I understand, and indeed once shared, the repugnance — horror even — of young people being forced to accept that their parents must have had sex in order to reproduce. But why does this horror also envelop non-parents? Wouldn’t you think that young people would be happy that the old folks were still getting it on — or at least wanting to (no one is denying the many barriers in our way)? Wouldn’t it give them hope for the future? That they too could lead full lives in their twilight years? But of course to think that would be to forget the first principle of youth: “I will never get old.” I don’t think this principle is necessarily voiced in quite such an absolute way. It is more of an implicit assumption. Old people are so “other”; so unlike the young that it is impossible to associate one’s own firm, unwrinkled, unblemished skin with that of a 70 year old. So how could a youngster possibly imagine that such skin might enjoy, long for, the same kind of touches from another that their young flesh does? No wonder the article attracted so few readers.
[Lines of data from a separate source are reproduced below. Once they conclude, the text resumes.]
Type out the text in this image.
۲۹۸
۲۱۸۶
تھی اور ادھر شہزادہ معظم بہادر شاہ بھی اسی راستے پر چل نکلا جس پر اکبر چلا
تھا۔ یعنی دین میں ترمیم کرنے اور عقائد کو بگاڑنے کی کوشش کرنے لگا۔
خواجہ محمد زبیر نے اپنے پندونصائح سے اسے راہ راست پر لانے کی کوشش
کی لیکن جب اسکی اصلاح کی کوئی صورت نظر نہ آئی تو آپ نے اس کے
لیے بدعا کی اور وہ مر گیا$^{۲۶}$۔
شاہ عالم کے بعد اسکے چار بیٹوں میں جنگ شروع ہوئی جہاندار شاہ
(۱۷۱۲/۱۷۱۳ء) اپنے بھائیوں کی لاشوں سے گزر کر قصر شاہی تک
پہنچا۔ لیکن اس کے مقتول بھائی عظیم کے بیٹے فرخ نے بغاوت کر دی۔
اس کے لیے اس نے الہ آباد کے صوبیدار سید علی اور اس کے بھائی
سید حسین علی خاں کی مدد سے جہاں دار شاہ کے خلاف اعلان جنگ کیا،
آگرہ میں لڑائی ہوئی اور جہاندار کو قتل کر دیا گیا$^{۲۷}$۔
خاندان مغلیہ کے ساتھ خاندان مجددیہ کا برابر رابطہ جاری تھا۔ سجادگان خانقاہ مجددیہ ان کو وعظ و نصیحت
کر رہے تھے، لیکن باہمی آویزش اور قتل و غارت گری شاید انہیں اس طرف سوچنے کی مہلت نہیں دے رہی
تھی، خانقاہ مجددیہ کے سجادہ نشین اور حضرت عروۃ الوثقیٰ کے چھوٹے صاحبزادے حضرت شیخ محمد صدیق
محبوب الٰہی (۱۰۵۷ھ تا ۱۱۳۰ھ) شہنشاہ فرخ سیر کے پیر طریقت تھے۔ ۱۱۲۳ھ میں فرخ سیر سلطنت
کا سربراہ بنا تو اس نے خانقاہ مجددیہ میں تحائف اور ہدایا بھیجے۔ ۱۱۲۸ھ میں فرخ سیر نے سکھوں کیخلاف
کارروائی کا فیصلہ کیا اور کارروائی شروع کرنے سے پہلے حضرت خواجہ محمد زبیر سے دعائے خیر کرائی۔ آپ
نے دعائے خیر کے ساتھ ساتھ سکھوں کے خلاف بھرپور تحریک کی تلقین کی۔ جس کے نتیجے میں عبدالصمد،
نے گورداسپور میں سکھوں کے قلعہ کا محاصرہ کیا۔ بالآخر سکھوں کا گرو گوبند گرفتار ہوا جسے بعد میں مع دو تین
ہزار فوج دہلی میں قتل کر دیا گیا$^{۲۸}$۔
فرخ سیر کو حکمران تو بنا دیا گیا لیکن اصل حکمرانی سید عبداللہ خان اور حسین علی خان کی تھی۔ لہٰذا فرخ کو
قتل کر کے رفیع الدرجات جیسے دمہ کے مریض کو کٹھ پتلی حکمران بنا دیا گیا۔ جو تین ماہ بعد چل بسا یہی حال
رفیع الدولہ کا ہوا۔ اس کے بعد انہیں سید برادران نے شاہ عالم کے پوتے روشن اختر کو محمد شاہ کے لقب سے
But what does this mean for those of us who want to write about women as they age? We know from personal experience that these women are interesting, have lived long — and sometimes colorful — lives and have stories to tell. We are these women. And no honest human story can deny the significance of sex in the way we live our lives, the way we relate to other people. But if we write these stories will they ever be seen by anyone outside our writing groups? How will they be published if the first step must be to convince a smart young editor that people will want to read this shocking tale? How can a woman at the height of her own sexual power be persuaded that there is a market for tales about those of us on the downslope of the curve?

So perhaps we are better off self-publishing. But then we are faced with a marketing dilemma. If we put a young and beautiful woman on the cover, we might reasonably be accused of false advertising. And more importantly will probably not reach the audience who will find what we have written interesting. Even Kindle books apparently require an illustration to draw in the reader. If we are brave and put those old wrinkled and age-spotted hands on the cover, will Amazon even agree to carry the book? I can’t imagine our local bookstore, with so many titles competing for space, will want it.

Oh dear. It all sounds like too much work. I’ll think I’ll go back to digging around on the internet and see who those trolls are after now. Who wants to be a writer anyway?